À Vinnytsia, dans le centre du pays, le centre de commandement des forces aériennes ukrainiennes a été frappé vendredi par six missiles. « Certains ont été abattus par la défense antiaérienne. Les autres ont touché plusieurs bâtiments, causant des dommages importants », a annoncé le commandement des forces aériennes sur Telegram.

Si un centre de commandement et de contrôle est touché, la réponse militaire peut être déstructurée, indique Marie-Joëlle Zahar. « Cela dit, il y a de plus en plus de centres de commandement mobiles dans les guerres contemporaines, et donc la possibilité que ce centre de commandement soit rapidement recréé ailleurs est assez grande », précise-t-elle.

Évacuation de Marioupol à venir

Sur le terrain, Marioupol a annoncé qu’environ 300 personnes avaient péri dans le théâtre bombardé le 16 mars. Des centaines de personnes, « principalement des femmes, des enfants et des personnes âgées », s’étaient réfugiées dans ce bâtiment, a rappelé la mairie. Lorsque le théâtre a été frappé, une énorme inscription « ENFANTS » était affichée à l’extérieur en russe, afin d’être visible du ciel.

Plus de 2000 civils ont été tués dans cette ville assiégée, selon la municipalité, et quelque 100 000 de ses habitants y sont toujours bloqués, a affirmé le président de l’Ukraine, Volodymyr Zelensky.
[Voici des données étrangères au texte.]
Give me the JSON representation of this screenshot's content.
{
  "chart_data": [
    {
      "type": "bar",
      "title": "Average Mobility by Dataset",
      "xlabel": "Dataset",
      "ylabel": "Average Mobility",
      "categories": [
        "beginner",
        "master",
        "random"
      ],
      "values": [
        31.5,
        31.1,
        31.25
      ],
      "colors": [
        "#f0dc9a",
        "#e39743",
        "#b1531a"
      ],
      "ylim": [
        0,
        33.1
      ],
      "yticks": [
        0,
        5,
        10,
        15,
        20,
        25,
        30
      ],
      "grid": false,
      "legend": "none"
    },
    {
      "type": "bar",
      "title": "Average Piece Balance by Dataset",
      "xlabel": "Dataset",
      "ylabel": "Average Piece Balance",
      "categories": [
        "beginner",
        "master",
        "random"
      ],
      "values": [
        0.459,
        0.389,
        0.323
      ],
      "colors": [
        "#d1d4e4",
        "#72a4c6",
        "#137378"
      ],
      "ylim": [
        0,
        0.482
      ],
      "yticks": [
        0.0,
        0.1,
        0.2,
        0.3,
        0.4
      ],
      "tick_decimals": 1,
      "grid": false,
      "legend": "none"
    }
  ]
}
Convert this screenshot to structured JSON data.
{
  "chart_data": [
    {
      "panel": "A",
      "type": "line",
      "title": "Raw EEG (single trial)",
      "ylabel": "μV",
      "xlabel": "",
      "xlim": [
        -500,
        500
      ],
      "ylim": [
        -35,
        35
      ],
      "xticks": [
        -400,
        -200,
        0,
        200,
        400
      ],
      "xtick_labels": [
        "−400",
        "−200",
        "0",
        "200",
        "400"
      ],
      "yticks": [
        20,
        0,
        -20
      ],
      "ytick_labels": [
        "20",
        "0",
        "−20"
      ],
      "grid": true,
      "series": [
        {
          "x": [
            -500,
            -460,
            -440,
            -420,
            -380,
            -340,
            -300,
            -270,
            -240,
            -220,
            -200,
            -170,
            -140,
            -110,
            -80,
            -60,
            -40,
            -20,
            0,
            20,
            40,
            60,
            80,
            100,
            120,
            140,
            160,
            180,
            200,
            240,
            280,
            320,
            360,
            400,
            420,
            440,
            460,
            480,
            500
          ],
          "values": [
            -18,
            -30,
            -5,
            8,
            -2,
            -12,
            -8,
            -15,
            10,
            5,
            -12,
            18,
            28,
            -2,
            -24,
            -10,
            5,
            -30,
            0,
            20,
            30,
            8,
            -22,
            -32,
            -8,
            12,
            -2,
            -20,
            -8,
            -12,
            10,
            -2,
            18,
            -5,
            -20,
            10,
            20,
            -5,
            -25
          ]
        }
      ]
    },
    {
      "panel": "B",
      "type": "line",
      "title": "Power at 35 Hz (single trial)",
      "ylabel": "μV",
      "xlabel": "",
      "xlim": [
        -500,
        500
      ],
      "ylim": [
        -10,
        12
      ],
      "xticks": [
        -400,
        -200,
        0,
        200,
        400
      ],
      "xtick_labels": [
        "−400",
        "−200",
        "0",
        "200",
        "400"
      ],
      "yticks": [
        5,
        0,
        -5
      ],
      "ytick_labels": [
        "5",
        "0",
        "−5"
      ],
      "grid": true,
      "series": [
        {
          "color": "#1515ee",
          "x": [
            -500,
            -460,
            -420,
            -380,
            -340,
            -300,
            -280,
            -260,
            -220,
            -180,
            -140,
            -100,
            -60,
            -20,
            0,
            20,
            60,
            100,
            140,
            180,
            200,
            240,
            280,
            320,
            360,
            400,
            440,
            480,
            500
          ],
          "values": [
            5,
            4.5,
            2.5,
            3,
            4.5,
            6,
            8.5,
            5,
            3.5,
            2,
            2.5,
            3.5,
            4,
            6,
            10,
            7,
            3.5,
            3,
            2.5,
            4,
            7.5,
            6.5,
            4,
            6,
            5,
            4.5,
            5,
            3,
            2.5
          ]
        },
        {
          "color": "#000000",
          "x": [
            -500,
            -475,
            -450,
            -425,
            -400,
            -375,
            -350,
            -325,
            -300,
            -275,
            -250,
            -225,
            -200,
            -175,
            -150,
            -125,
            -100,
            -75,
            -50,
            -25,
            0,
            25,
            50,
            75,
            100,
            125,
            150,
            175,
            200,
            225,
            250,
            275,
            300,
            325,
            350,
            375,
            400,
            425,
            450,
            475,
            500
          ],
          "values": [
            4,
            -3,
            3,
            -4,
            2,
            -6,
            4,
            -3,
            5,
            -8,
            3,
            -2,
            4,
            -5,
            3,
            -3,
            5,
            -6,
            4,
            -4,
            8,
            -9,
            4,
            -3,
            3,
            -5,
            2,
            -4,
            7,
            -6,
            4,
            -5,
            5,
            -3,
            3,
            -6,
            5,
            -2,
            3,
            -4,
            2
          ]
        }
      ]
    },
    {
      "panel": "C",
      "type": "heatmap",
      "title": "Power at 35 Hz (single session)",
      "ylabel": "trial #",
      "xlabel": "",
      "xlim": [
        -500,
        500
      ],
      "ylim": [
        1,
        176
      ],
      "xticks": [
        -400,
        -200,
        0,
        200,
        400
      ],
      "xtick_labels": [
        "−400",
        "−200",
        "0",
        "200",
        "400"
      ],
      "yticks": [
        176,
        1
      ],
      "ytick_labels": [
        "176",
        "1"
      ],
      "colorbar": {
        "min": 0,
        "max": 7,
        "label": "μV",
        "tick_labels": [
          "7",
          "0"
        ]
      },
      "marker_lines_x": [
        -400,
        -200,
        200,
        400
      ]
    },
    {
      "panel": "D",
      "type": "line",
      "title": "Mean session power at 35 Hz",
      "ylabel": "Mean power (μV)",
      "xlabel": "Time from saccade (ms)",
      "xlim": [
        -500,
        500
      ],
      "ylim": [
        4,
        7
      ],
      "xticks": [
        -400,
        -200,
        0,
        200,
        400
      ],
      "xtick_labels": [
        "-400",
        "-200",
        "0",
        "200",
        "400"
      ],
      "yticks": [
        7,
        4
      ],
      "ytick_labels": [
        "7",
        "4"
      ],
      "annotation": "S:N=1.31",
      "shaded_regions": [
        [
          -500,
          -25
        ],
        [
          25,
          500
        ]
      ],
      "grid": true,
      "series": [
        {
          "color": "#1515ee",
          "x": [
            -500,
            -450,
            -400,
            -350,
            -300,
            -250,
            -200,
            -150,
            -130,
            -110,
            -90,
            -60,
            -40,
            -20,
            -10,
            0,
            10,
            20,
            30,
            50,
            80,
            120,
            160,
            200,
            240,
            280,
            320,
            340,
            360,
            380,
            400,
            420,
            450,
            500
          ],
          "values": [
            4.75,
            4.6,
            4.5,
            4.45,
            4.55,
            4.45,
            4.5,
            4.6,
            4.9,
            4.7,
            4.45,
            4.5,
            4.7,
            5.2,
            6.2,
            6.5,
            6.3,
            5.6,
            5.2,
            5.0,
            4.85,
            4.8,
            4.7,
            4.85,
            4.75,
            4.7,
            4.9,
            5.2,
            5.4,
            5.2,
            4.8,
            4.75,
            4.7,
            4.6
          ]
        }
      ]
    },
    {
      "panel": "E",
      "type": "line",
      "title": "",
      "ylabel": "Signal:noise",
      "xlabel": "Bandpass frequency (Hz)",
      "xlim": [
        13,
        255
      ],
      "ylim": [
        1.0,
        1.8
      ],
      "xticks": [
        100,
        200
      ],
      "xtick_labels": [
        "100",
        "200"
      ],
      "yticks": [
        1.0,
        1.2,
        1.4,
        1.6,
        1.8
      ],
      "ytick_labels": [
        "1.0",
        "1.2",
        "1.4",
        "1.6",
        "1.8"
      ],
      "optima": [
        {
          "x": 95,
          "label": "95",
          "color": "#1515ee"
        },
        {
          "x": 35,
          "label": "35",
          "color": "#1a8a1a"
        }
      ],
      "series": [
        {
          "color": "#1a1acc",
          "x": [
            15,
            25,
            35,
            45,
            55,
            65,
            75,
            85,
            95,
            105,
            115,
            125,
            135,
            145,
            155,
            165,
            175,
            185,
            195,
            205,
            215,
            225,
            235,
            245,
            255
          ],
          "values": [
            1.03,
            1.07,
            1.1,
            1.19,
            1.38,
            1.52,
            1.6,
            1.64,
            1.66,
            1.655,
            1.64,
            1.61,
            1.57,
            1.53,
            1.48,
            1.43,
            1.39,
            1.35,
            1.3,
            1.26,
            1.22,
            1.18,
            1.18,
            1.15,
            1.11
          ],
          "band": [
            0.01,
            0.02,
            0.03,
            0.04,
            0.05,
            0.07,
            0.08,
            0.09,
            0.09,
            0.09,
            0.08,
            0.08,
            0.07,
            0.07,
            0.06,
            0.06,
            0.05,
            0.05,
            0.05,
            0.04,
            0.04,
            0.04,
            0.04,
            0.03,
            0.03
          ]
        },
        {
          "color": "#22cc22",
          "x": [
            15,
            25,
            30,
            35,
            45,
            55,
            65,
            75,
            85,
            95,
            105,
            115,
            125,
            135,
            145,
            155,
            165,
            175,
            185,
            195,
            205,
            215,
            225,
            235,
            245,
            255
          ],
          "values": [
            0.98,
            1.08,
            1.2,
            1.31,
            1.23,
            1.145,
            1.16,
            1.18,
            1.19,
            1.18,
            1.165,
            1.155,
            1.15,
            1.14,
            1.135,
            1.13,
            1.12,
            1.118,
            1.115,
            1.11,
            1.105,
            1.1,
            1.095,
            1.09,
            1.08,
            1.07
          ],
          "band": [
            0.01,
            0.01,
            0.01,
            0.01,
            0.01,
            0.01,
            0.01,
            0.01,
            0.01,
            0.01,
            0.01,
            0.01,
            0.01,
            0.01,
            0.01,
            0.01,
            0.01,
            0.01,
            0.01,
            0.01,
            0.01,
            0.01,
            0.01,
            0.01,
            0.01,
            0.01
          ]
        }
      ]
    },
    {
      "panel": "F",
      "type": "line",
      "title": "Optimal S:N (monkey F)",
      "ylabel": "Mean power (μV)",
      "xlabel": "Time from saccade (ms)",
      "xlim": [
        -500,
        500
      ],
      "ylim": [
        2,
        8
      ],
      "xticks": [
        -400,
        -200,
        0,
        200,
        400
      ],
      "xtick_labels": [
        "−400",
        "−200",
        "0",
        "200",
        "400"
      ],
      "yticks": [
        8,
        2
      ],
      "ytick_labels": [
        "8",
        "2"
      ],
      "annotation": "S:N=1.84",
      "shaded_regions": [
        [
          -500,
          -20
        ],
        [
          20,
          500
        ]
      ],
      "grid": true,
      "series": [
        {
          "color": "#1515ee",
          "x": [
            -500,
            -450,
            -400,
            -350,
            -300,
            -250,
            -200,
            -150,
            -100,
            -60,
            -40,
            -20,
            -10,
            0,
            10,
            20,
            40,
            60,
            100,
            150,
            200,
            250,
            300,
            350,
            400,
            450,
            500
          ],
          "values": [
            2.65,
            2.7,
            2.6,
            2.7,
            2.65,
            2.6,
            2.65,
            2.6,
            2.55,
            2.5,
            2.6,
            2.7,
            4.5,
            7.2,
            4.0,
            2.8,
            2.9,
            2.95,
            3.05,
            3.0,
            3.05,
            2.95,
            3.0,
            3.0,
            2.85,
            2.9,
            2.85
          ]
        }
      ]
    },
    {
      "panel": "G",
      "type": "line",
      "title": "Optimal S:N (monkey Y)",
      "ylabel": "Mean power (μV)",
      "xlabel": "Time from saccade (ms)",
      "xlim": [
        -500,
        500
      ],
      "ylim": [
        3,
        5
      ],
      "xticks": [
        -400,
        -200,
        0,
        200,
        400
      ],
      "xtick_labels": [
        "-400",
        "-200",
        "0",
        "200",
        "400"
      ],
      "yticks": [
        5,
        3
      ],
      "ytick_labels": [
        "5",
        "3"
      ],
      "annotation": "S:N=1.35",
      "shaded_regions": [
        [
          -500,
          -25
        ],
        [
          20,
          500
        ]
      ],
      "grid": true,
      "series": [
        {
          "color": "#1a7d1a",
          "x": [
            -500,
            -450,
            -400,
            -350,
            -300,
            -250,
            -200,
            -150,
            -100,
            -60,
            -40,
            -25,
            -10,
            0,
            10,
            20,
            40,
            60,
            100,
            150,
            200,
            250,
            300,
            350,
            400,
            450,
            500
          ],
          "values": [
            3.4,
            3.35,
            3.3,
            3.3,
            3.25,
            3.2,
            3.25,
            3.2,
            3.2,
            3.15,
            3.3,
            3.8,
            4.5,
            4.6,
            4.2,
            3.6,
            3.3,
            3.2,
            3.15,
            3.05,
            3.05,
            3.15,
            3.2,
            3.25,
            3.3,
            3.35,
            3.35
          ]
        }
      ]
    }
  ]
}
Vendredi soir, le président de la République française, Emmanuel Macron, a annoncé que la France, la Turquie et la Grèce mèneraient une « opération humanitaire » d’évacuation de civils de Marioupol « dans les tout prochains jours ».

PHOTO ALEKSEY FILIPPOV, AGENCE FRANCE-PRESSE

Des gens ayant fui Marioupol arrivent à la gare de Lviv, dans l’ouest de l’Ukraine.

Les États-Unis et d’autres pays ont également accéléré leurs transferts d’armes et d’équipement à l’Ukraine. La veille, M. Zelensky avait plaidé auprès des alliés occidentaux pour des avions, des chars, des roquettes, des systèmes de défense aérienne et d’autres armes.

Les négociations stagnent

Vendredi, les négociations russo-ukrainiennes semblaient patiner. « Sur les principales [questions] politiques, nous faisons du surplace », a déclaré Vladimir Medinski, négociateur en chef russe.

Les discussions sont « très difficiles », a renchéri le ministre des Affaires étrangères de l’Ukraine, Dmytro Kouleba, niant tout « consensus » pour le moment avec Moscou.

Par ailleurs, Moscou a reconnu la mort de 1351 de ses soldats depuis le début du conflit. La veille, l’OTAN estimait plutôt les pertes de soldats russes entre 7000 et 15 000. « C’est une tactique aussi vieille que le monde, dans les conflits armés, de jouer sur le nombre, de minimiser ses propres pertes et d’essayer d’augmenter celles de l’adversaire », dit Mme Zahar.

En un mois de guerre, des milliers d’Ukrainiens ont été tués, 6,5 millions ont dû quitter leurs maisons, dont plus de 4300 ont été détruites, selon un récent bilan du président Zelensky. Le parquet général a fait état de son côté d’au moins 135 enfants tués et de 184 autres blessés.